This re-post on FB of a Slate post could not have come at a better time! The associated image alone speaks to a main takeaway point from my weekend.
On Saturday while visiting the delightful Augusta Genealogical Society, besides giving three talks on NC research, I gave one talk on the basics of DNA testing for genealogy.
One point I made is that due to the nature of genetics, we don’t get exactly 25% from each grandparent and as you go back in time, you might find that you have large bits of genetic material from one branch of your family tree and practically none from another, regardless of what the basic math suggests on the surface (e.g. 50% from each parent who received 50% from each of their parents, etc)! It is very important to appreciate this when considering autosomal testing.
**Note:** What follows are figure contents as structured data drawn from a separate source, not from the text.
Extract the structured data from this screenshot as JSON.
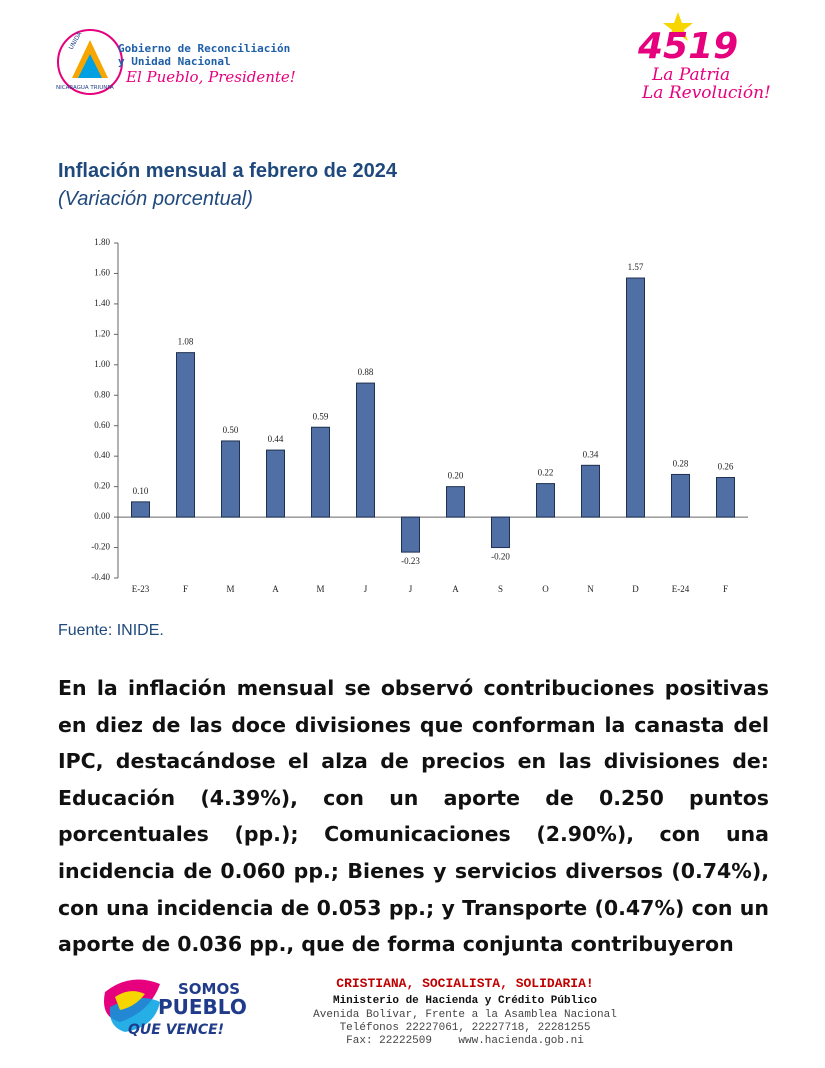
{
  "header": {
    "gov_line1": "Gobierno de Reconciliación",
    "gov_line2": "y Unidad Nacional",
    "slogan": "El Pueblo, Presidente!",
    "badge_top": "UNIDA",
    "badge_bottom": "NICARAGUA TRIUNFA",
    "anniv": "4519",
    "anniv_line1": "La Patria",
    "anniv_line2": "La Revolución!"
  },
  "chart_data": {
    "type": "bar",
    "title": "Inflación mensual a febrero de 2024",
    "subtitle": "(Variación porcentual)",
    "categories": [
      "E-23",
      "F",
      "M",
      "A",
      "M",
      "J",
      "J",
      "A",
      "S",
      "O",
      "N",
      "D",
      "E-24",
      "F"
    ],
    "values": [
      0.1,
      1.08,
      0.5,
      0.44,
      0.59,
      0.88,
      -0.23,
      0.2,
      -0.2,
      0.22,
      0.34,
      1.57,
      0.28,
      0.26
    ],
    "value_labels": [
      "0.10",
      "1.08",
      "0.50",
      "0.44",
      "0.59",
      "0.88",
      "-0.23",
      "0.20",
      "-0.20",
      "0.22",
      "0.34",
      "1.57",
      "0.28",
      "0.26"
    ],
    "color": "#4f6fa5",
    "ylim": [
      -0.4,
      1.8
    ],
    "yticks": [
      {
        "value": -0.4,
        "label": "-0.40"
      },
      {
        "value": -0.2,
        "label": "-0.20"
      },
      {
        "value": 0,
        "label": "0.00"
      },
      {
        "value": 0.2,
        "label": "0.20"
      },
      {
        "value": 0.4,
        "label": "0.40"
      },
      {
        "value": 0.6,
        "label": "0.60"
      },
      {
        "value": 0.8,
        "label": "0.80"
      },
      {
        "value": 1,
        "label": "1.00"
      },
      {
        "value": 1.2,
        "label": "1.20"
      },
      {
        "value": 1.4,
        "label": "1.40"
      },
      {
        "value": 1.6,
        "label": "1.60"
      },
      {
        "value": 1.8,
        "label": "1.80"
      }
    ],
    "grid": false,
    "source": "Fuente: INIDE."
  },
  "body": {
    "paragraph": "En la inflación mensual se observó contribuciones positivas en diez de las doce divisiones que conforman la canasta del IPC, destacándose el alza de precios en las divisiones de: Educación (4.39%), con un aporte de 0.250 puntos porcentuales (pp.); Comunicaciones (2.90%), con una incidencia de 0.060 pp.; Bienes y servicios diversos (0.74%), con una incidencia de 0.053 pp.; y Transporte (0.47%) con un aporte de 0.036 pp., que de forma conjunta contribuyeron"
  },
  "footer": {
    "logo_line1": "SOMOS",
    "logo_line2": "PUEBLO",
    "logo_line3": "QUE VENCE!",
    "motto": "CRISTIANA, SOCIALISTA, SOLIDARIA!",
    "ministry": "Ministerio de Hacienda y Crédito Público",
    "address": "Avenida Bolívar, Frente a la Asamblea Nacional",
    "phones": "Teléfonos 22227061, 22227718, 22281255",
    "fax_web": "Fax: 22222509    www.hacienda.gob.ni"
  }
}
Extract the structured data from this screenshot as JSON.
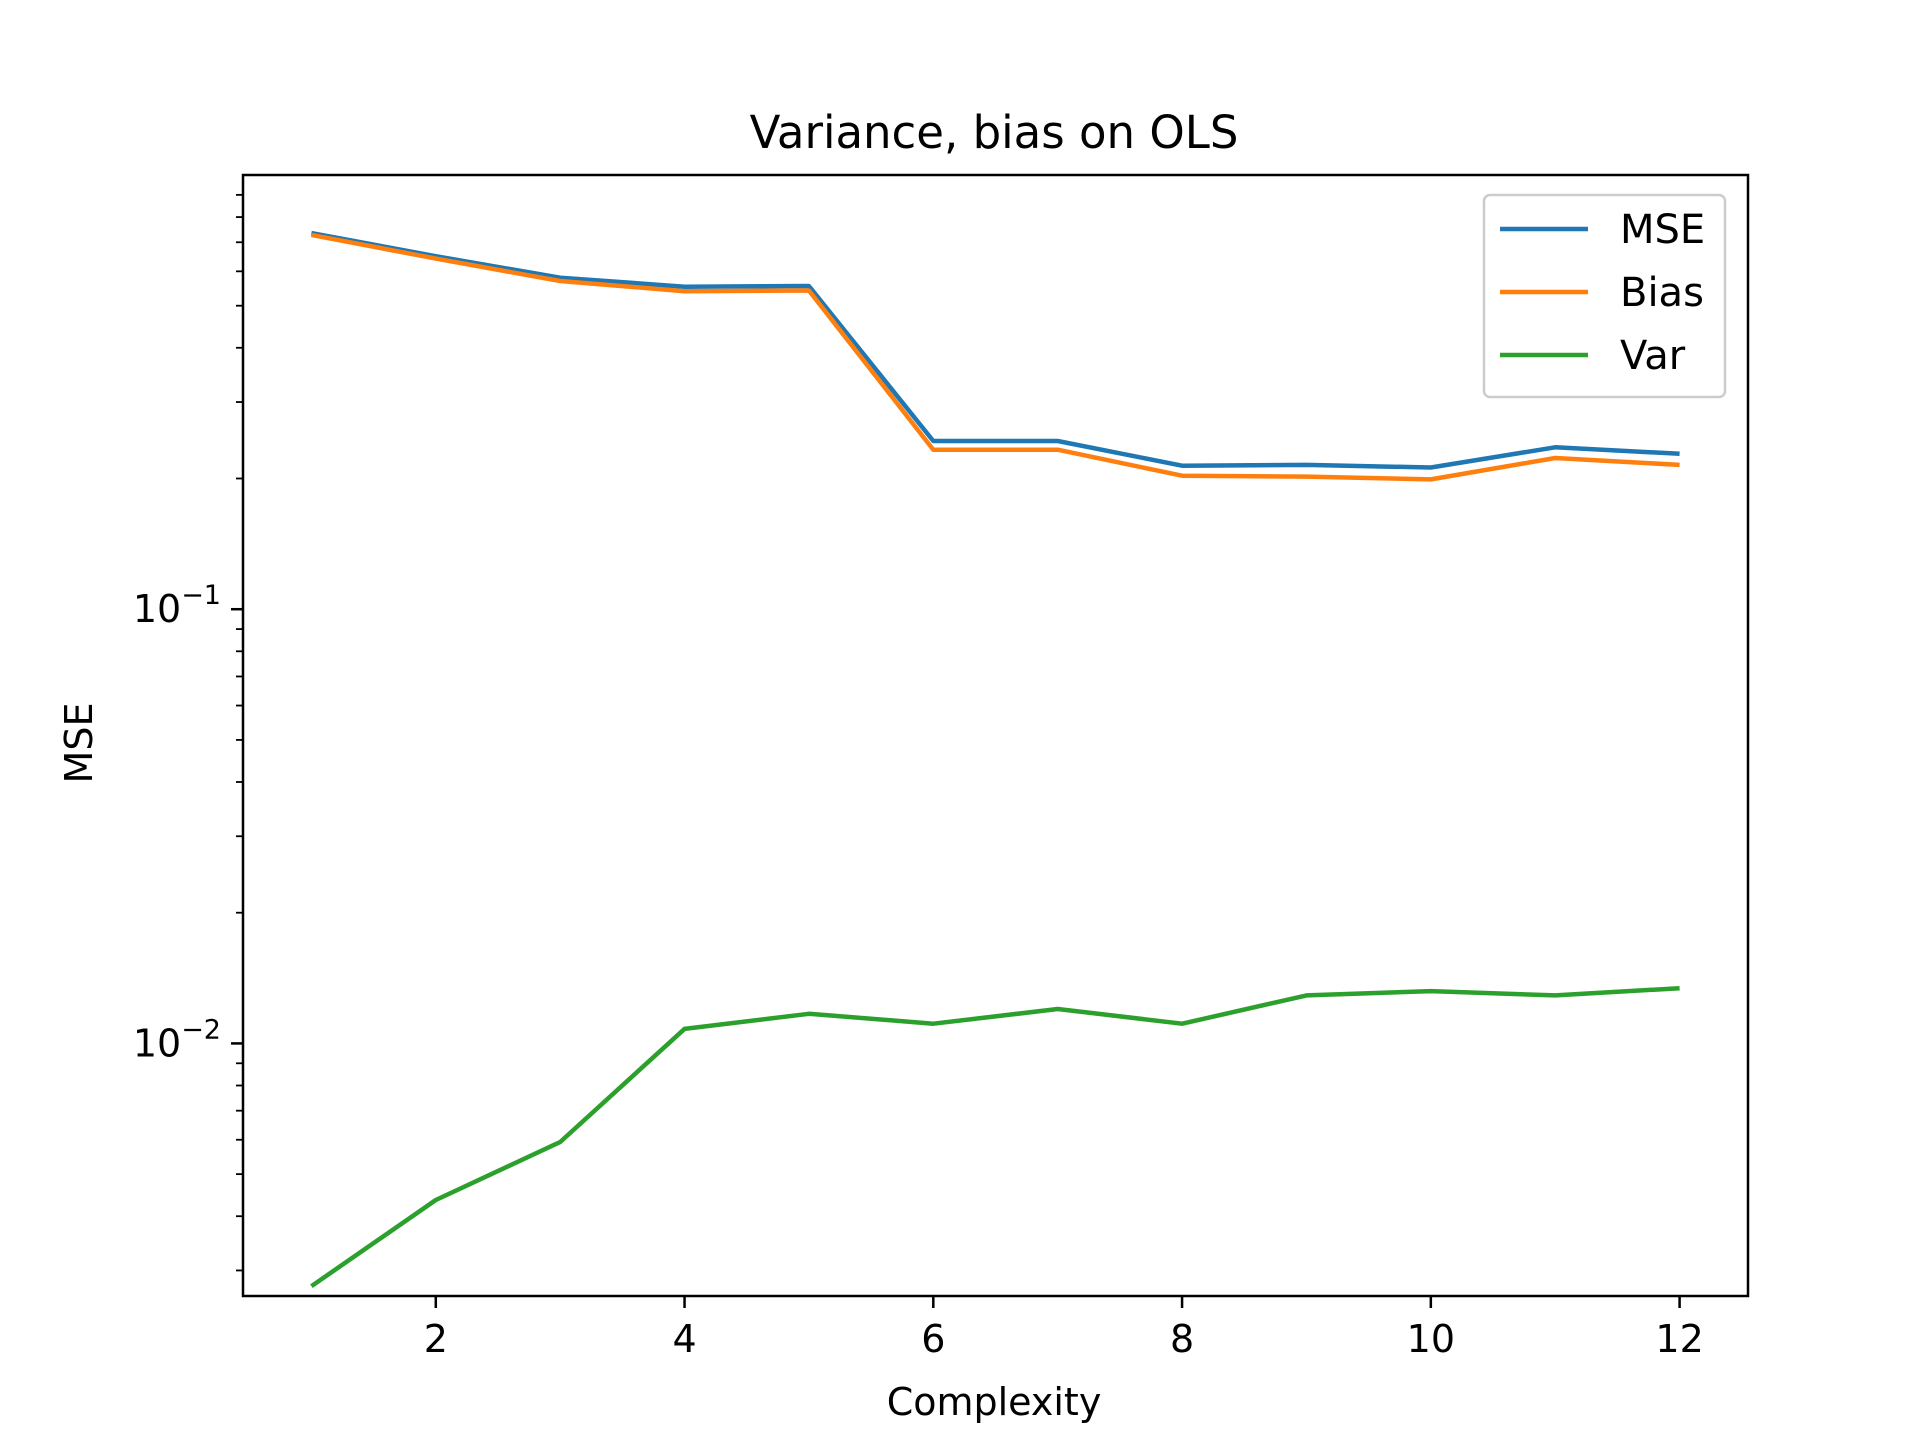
{
  "chart_data": {
    "type": "line",
    "title": "Variance, bias on OLS",
    "xlabel": "Complexity",
    "ylabel": "MSE",
    "yscale": "log",
    "xlim": [
      0.45,
      12.55
    ],
    "ylim": [
      0.00262,
      1.0
    ],
    "x_ticks": [
      2,
      4,
      6,
      8,
      10,
      12
    ],
    "y_ticks": [
      {
        "value": 0.1,
        "base": "10",
        "exp": "−1"
      },
      {
        "value": 0.01,
        "base": "10",
        "exp": "−2"
      }
    ],
    "legend_position": "top-right",
    "grid": false,
    "x": [
      1,
      2,
      3,
      4,
      5,
      6,
      7,
      8,
      9,
      10,
      11,
      12
    ],
    "series": [
      {
        "name": "MSE",
        "color": "#1f77b4",
        "values": [
          0.735,
          0.65,
          0.58,
          0.553,
          0.555,
          0.244,
          0.244,
          0.214,
          0.215,
          0.212,
          0.236,
          0.228
        ]
      },
      {
        "name": "Bias",
        "color": "#ff7f0e",
        "values": [
          0.728,
          0.642,
          0.57,
          0.54,
          0.542,
          0.233,
          0.233,
          0.203,
          0.202,
          0.199,
          0.223,
          0.215
        ]
      },
      {
        "name": "Var",
        "color": "#2ca02c",
        "values": [
          0.00276,
          0.00436,
          0.00593,
          0.0108,
          0.0117,
          0.0111,
          0.012,
          0.0111,
          0.0129,
          0.0132,
          0.0129,
          0.0134
        ]
      }
    ]
  }
}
Well, Which Grandparent Are You Most Related to? pursues this concept in some depth based on extensive personal DNA testing in his own family along with the supporting genetics math about how we disproportionately inherit. Though I don’t necessarily agree with the author’s intended use of what he is learning as a geneticist, the point that we don’t inherit equally from grandparents and succeeding generations, is what I want to emphasize.
Related to this, Upfront with NGS recently blogged about In the future ... we might be able to reconstruct what our ancestors looked like! that is based on using DNA data to reconstruct what ancestors may have looked like. A component of this at the individual level is understanding the correlation of DNA to various features along with the recognition that we did not inherit precise percentages of genetic material from all the ancestors of any one generation in our tree.
Some of us look like the spitting image of maternal great aunt Lucy while a sibling might look like paternal uncle Alfred. We know we are siblings and yet genetic inheritance clearly has endowed us with dominant bits from different branches of our family tree. Something to keep in mind as you do DNA testing, start processing your test results and correlate them with test family members, photos of the deceased and more.